Beyond the health benefits, America faces the real risk of being left behind in the 21st Century if we don’t seriously ramp up efforts to create the green economy. That’s why unions like the AFL-CIO, United Steelworkers, SEIU, Communications Workers, Laborers International, United Autoworkers, American Federation of Teachers, Transit Union, as well as civil rights groups like the NAACP have pushed so hard alongside environmentalists for strong clean energy and climate legislation.
Protecting the environment can also bring peace to America and the world: With our energy produced at home, we won’t have to spend billions of dollars and thousands of lives defending our faraway oil supply — or contend with the destabilization causes by millions of environmental refugees. As Wangari Maathai’s Green Belt Movement has shown, simple green acts like planting trees can be a powerful force for the empowerment and education of women.

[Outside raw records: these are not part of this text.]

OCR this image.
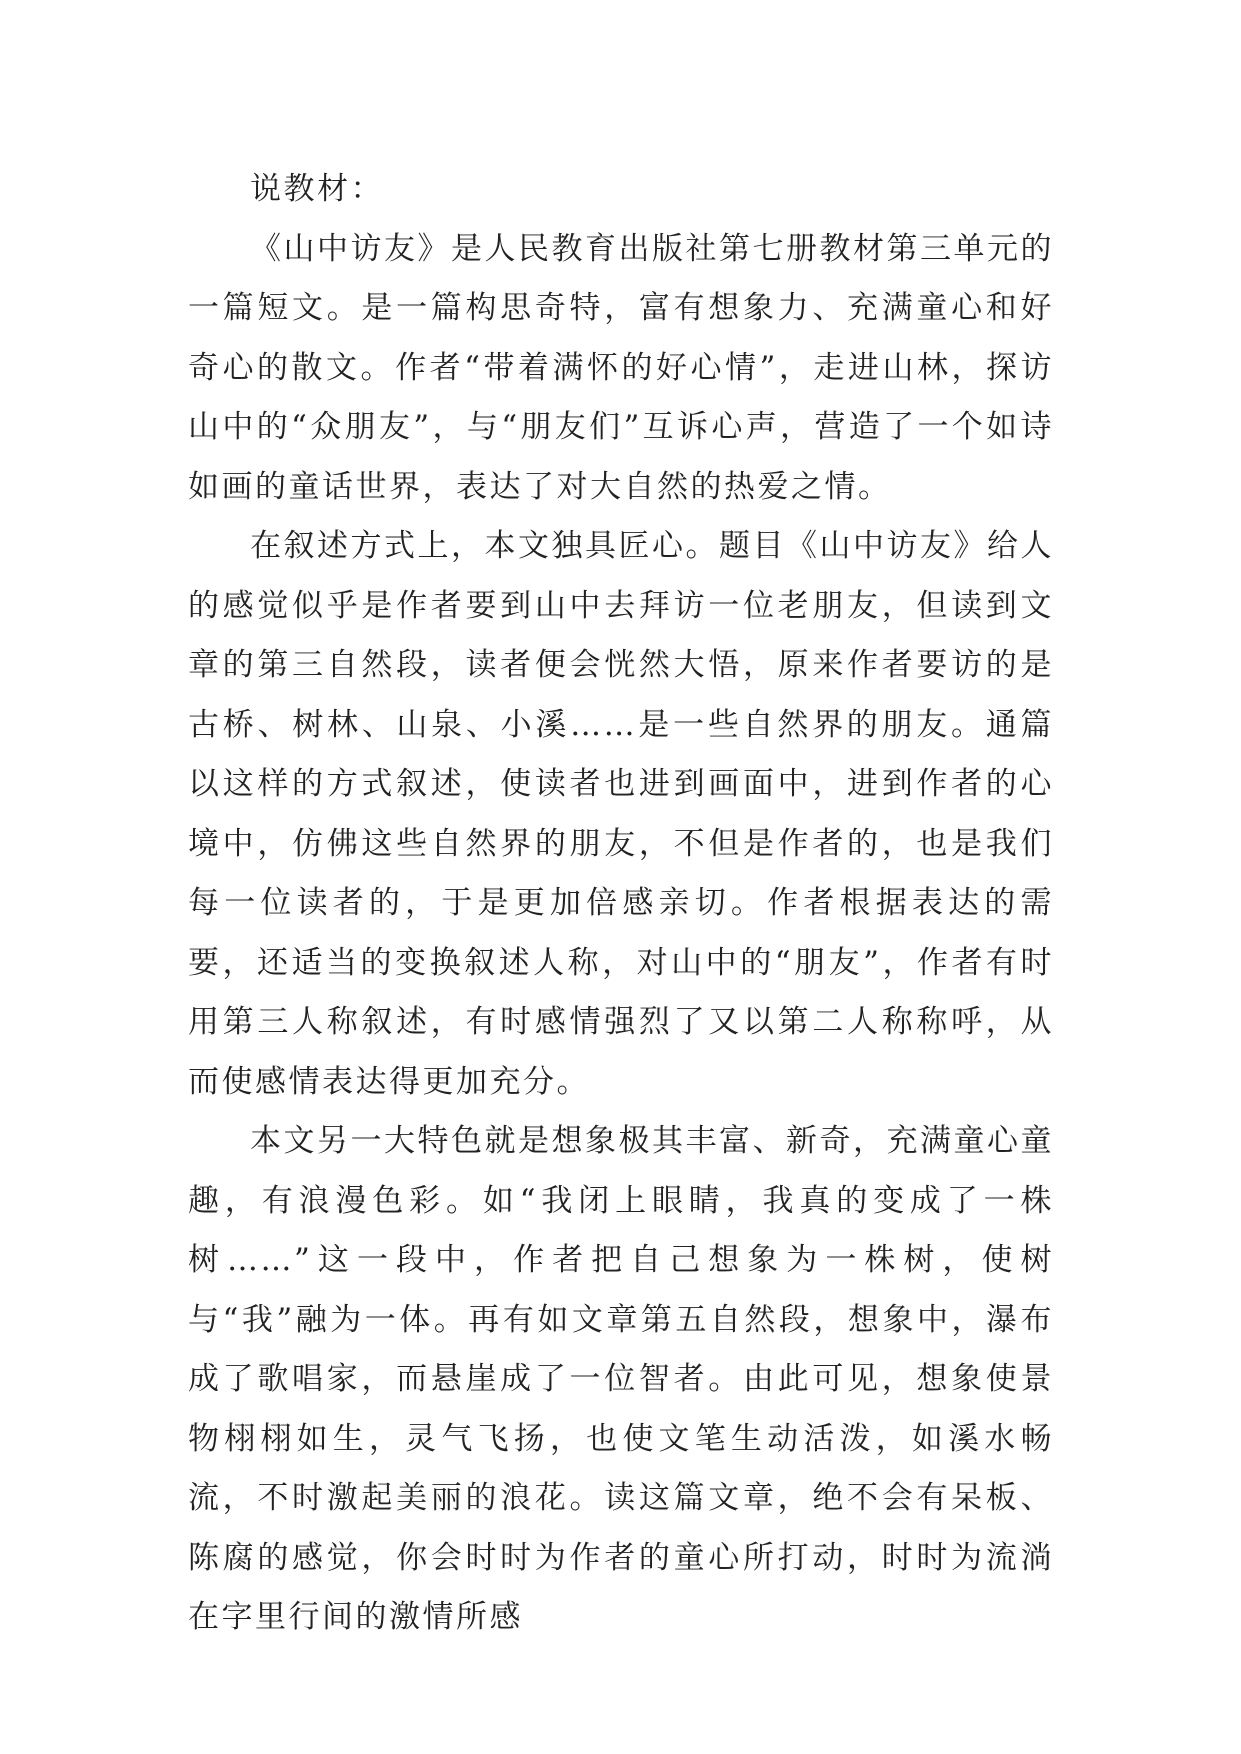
说教材：

《山中访友》是人民教育出版社第七册教材第三单元的一篇短文。是一篇构思奇特，富有想象力、充满童心和好奇心的散文。作者“带着满怀的好心情”，走进山林，探访山中的“众朋友”，与“朋友们”互诉心声，营造了一个如诗如画的童话世界，表达了对大自然的热爱之情。

在叙述方式上，本文独具匠心。题目《山中访友》给人的感觉似乎是作者要到山中去拜访一位老朋友，但读到文章的第三自然段，读者便会恍然大悟，原来作者要访的是古桥、树林、山泉、小溪……是一些自然界的朋友。通篇以这样的方式叙述，使读者也进到画面中，进到作者的心境中，仿佛这些自然界的朋友，不但是作者的，也是我们每一位读者的，于是更加倍感亲切。作者根据表达的需要，还适当的变换叙述人称，对山中的“朋友”，作者有时用第三人称叙述，有时感情强烈了又以第二人称称呼，从而使感情表达得更加充分。

本文另一大特色就是想象极其丰富、新奇，充满童心童趣，有浪漫色彩。如“我闭上眼睛，我真的变成了一株树……”这一段中，作者把自己想象为一株树，使树与“我”融为一体。再有如文章第五自然段，想象中，瀑布成了歌唱家，而悬崖成了一位智者。由此可见，想象使景物栩栩如生，灵气飞扬，也使文笔生动活泼，如溪水畅流，不时激起美丽的浪花。读这篇文章，绝不会有呆板、陈腐的感觉，你会时时为作者的童心所打动，时时为流淌在字里行间的激情所感
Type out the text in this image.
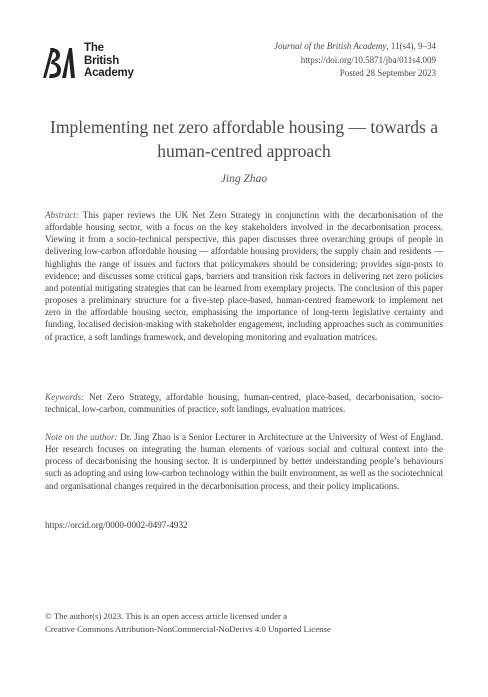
The
British
Academy
Journal of the British Academy, 11(s4), 9–34
https://doi.org/10.5871/jba/011s4.009
Posted 28 September 2023
Implementing net zero affordable housing — towards a human-centred approach
Jing Zhao

Abstract: This paper reviews the UK Net Zero Strategy in conjunction with the decarbonisation of the affordable housing sector, with a focus on the key stakeholders involved in the decarbonisation process. Viewing it from a socio-technical perspective, this paper discusses three overarching groups of people in delivering low-carbon affordable housing — affordable housing providers, the supply chain and residents — highlights the range of issues and factors that policymakers should be considering; provides sign-posts to evidence; and discusses some critical gaps, barriers and transition risk factors in delivering net zero policies and potential mitigating strategies that can be learned from exemplary projects. The conclusion of this paper proposes a preliminary structure for a five-step place-based, human-centred framework to implement net zero in the affordable housing sector, emphasising the importance of long-term legislative certainty and funding, localised decision-making with stakeholder engagement, including approaches such as communities of practice, a soft landings framework, and developing monitoring and evaluation matrices.

Keywords: Net Zero Strategy, affordable housing, human-centred, place-based, decarbonisation, socio-technical, low-carbon, communities of practice, soft landings, evaluation matrices.

Note on the author: Dr. Jing Zhao is a Senior Lecturer in Architecture at the University of West of England. Her research focuses on integrating the human elements of various social and cultural context into the process of decarbonising the housing sector. It is underpinned by better understanding people’s behaviours such as adopting and using low-carbon technology within the built environment, as well as the sociotechnical and organisational changes required in the decarbonisation process, and their policy implications.

https://orcid.org/0000-0002-0497-4932

© The author(s) 2023. This is an open access article licensed under a
Creative Commons Attribution-NonCommercial-NoDerivs 4.0 Unported License
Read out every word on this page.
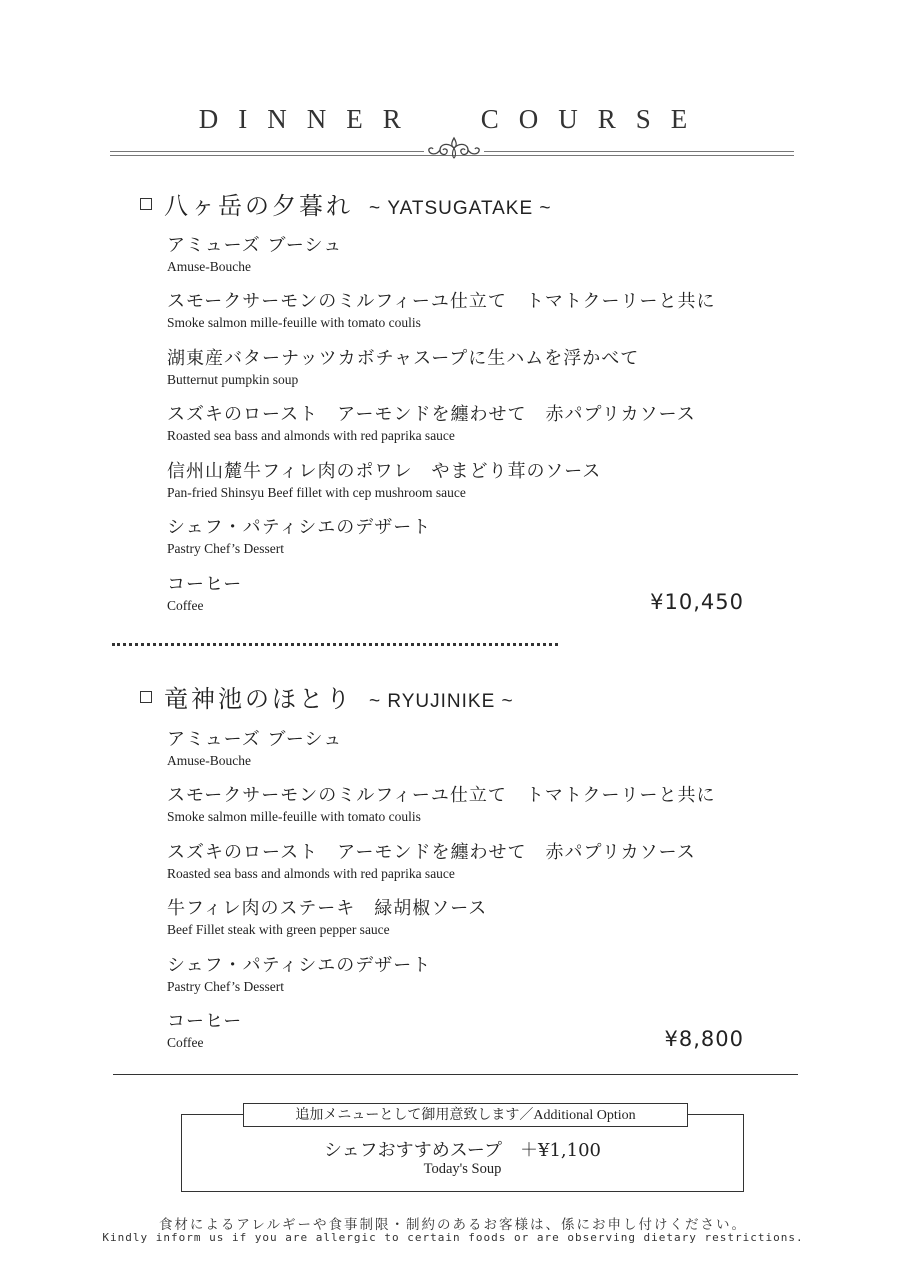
DINNER COURSE
八ヶ岳の夕暮れ ~ YATSUGATAKE ~
アミューズ ブーシュ
Amuse-Bouche
スモークサーモンのミルフィーユ仕立て　トマトクーリーと共に
Smoke salmon mille-feuille with tomato coulis
湖東産バターナッツカボチャスープに生ハムを浮かべて
Butternut pumpkin soup
スズキのロースト　アーモンドを纏わせて　赤パプリカソース
Roasted sea bass and almonds with red paprika sauce
信州山麓牛フィレ肉のポワレ　やまどり茸のソース
Pan-fried Shinsyu Beef fillet with cep mushroom sauce
シェフ・パティシエのデザート
Pastry Chef’s Dessert
コーヒー
Coffee	¥10,450
竜神池のほとり ~ RYUJINIKE ~
アミューズ ブーシュ
Amuse-Bouche
スモークサーモンのミルフィーユ仕立て　トマトクーリーと共に
Smoke salmon mille-feuille with tomato coulis
スズキのロースト　アーモンドを纏わせて　赤パプリカソース
Roasted sea bass and almonds with red paprika sauce
牛フィレ肉のステーキ　緑胡椒ソース
Beef Fillet steak with green pepper sauce
シェフ・パティシエのデザート
Pastry Chef’s Dessert
コーヒー
Coffee	¥8,800
追加メニューとして御用意致します／Additional Option
シェフおすすめスープ　＋¥1,100
Today's Soup
食材によるアレルギーや食事制限・制約のあるお客様は、係にお申し付けください。
Kindly inform us if you are allergic to certain foods or are observing dietary restrictions.
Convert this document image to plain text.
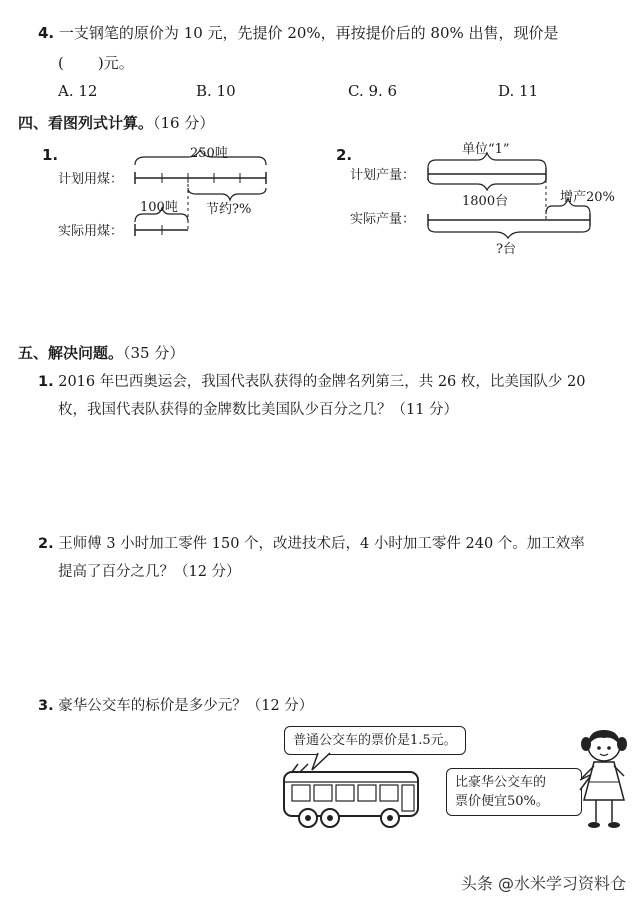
4. 一支钢笔的原价为 10 元，先提价 20%，再按提价后的 80% 出售，现价是
( )元。
A. 12	B. 10	C. 9. 6	D. 11
四、看图列式计算。（16 分）
1.
计划用煤：
实际用煤：
250吨
100吨 节约?%
2.
计划产量：
实际产量：
单位“1”
1800台	增产20%
?台
五、解决问题。（35 分）
1. 2016 年巴西奥运会，我国代表队获得的金牌名列第三，共 26 枚，比美国队少 20
枚，我国代表队获得的金牌数比美国队少百分之几？（11 分）
2. 王师傅 3 小时加工零件 150 个，改进技术后，4 小时加工零件 240 个。加工效率
提高了百分之几？（12 分）
3. 豪华公交车的标价是多少元？（12 分）
普通公交车的票价是1.5元。
比豪华公交车的
票价便宜50%。
头条 @水米学习资料仓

Finally, clean energy can create a fundamental political shift, stopping the flow of hard earned American dollars into the hands of oil billionaires like the Koch brothers, who turn around and use that cash to corrupt our political system and fight the broad progressive agenda.
It’s for all these reasons that so many progressives have embraced the fight for a safe climate and a green economy. Indeed, the environment is probably the ultimate progressive issue, uniting progressives more than any other — exactly because it makes the just, peaceful, and prosperous America progressives believe in possible.